Dalam sebuah unggahan di Facebook, Taha Mahmud menuliskan status yang menyinggung isu pemekaran wilayah. Dalam status tersebut, ia menulis, “Kao Malifut menjadi kabupaten baru, Loloda masih sihasa deng Loloda Pasifik la, Loloda kudacuki ia nau-nau baru tunju mangarti soe balacang.” Kalimat ini dinilai sebagai bentuk pelecehan dan penghinaan terhadap martabat masyarakat Loloda.
Menurut Hendra, unggahan tersebut telah memicu reaksi keras dari tokoh masyarakat dan pemuda Loloda. Mereka menilai pernyataan itu bukan hanya provokatif, tetapi juga berpotensi memicu konflik horizontal di tengah masyarakat.

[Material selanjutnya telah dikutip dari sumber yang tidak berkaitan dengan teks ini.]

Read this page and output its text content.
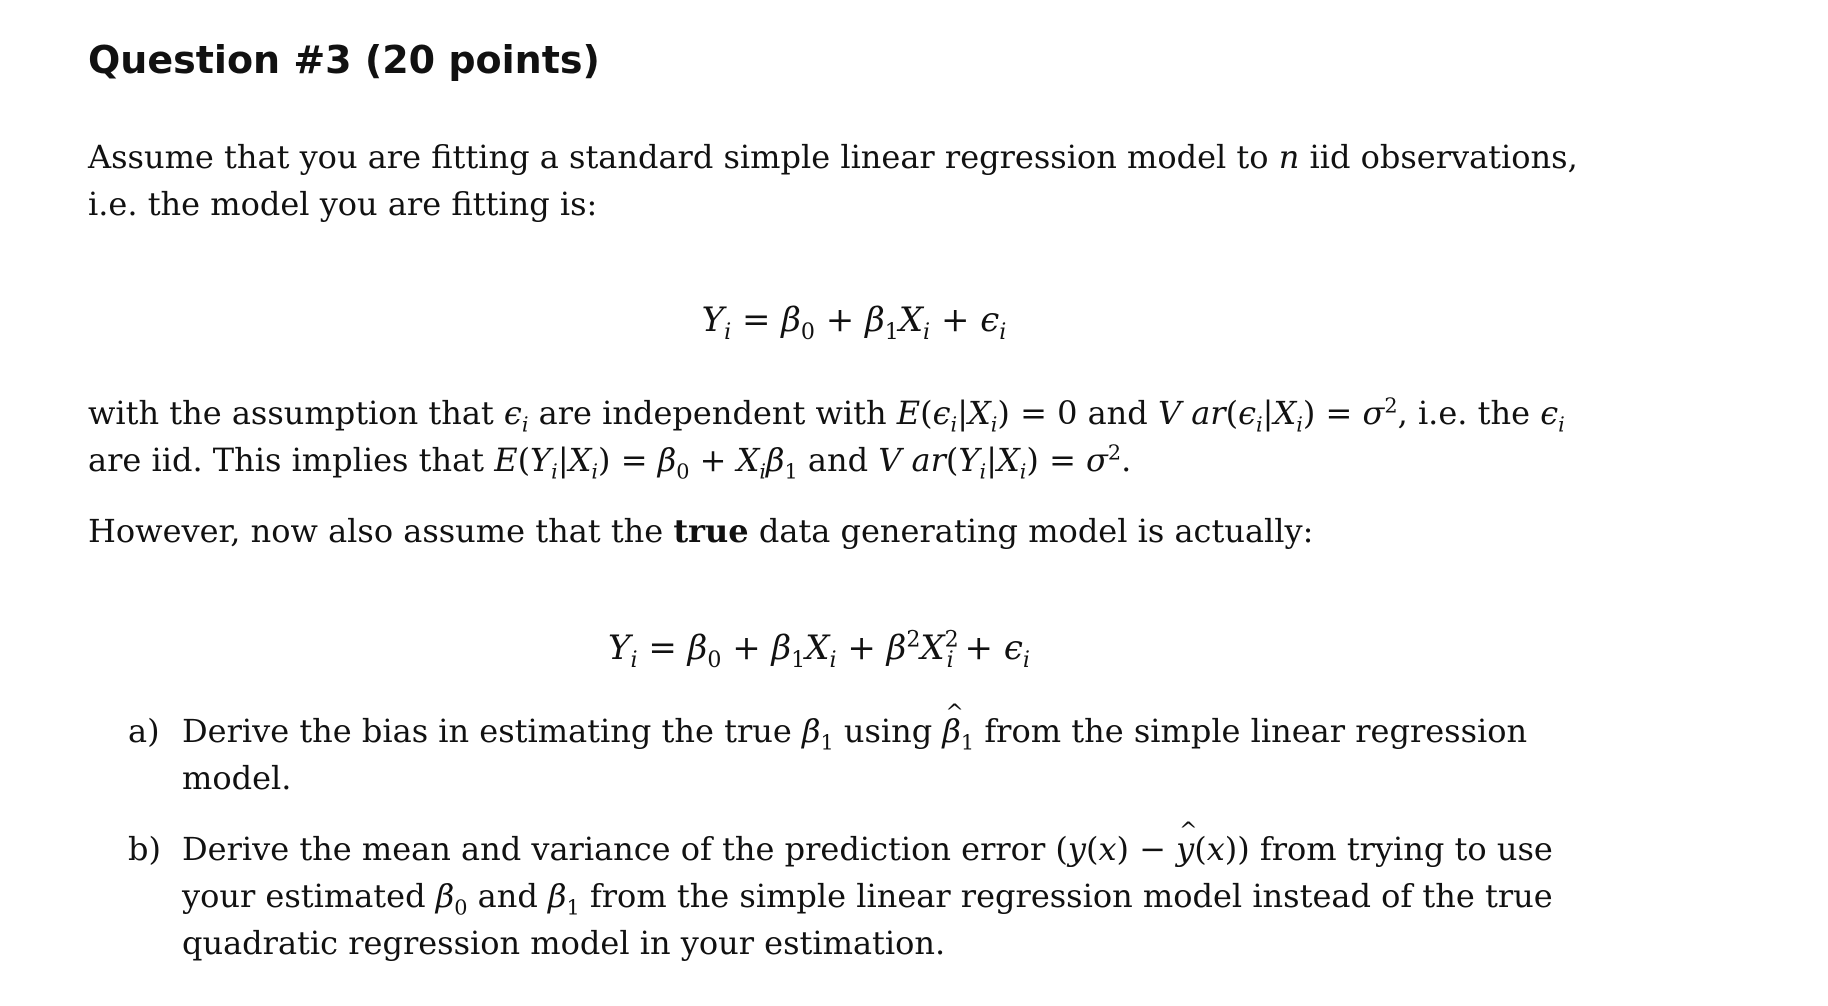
Question #3 (20 points)

Assume that you are fitting a standard simple linear regression model to n iid observations, i.e. the model you are fitting is:

$Y_i = \beta_0 + \beta_1X_i + \epsilon_i$

with the assumption that $\epsilon_i$ are independent with $E(\epsilon_i|X_i) = 0$ and V $ar(\epsilon_i|X_i) = \sigma^2$, i.e. the $\epsilon_i$ are iid. This implies that $E(Y_i|X_i) = \beta_0 + X_i\beta_1$ and V $ar(Y_i|X_i) = \sigma^2$.

However, now also assume that the true data generating model is actually:

$Y_i = \beta_0 + \beta_1X_i + \beta^2X^2_i + \epsilon_i$
a) Derive the bias in estimating the true $\beta_1$ using ^ $\beta_1$ from the simple linear regression model.
b) Derive the mean and variance of the prediction error (y(x) − ^ y(x)) from trying to use your estimated $\beta_0$ and $\beta_1$ from the simple linear regression model instead of the true quadratic regression model in your estimation.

“Itu sudah menyangkut etnis, tidak boleh mencaci maki orang, suku, dan agama dengan alasan apa pun. Harus ada proses hukum yang jelas,” tegas Hendra saat dikonfirmasi, Sabtu (24/5/2025).
Pengacara senior itu menambahkan bahwa Indonesia merupakan negara yang majemuk dan penuh keberagaman. Oleh karena itu, ujaran yang mengandung unsur penghinaan terhadap kelompok etnis harus segera ditindak.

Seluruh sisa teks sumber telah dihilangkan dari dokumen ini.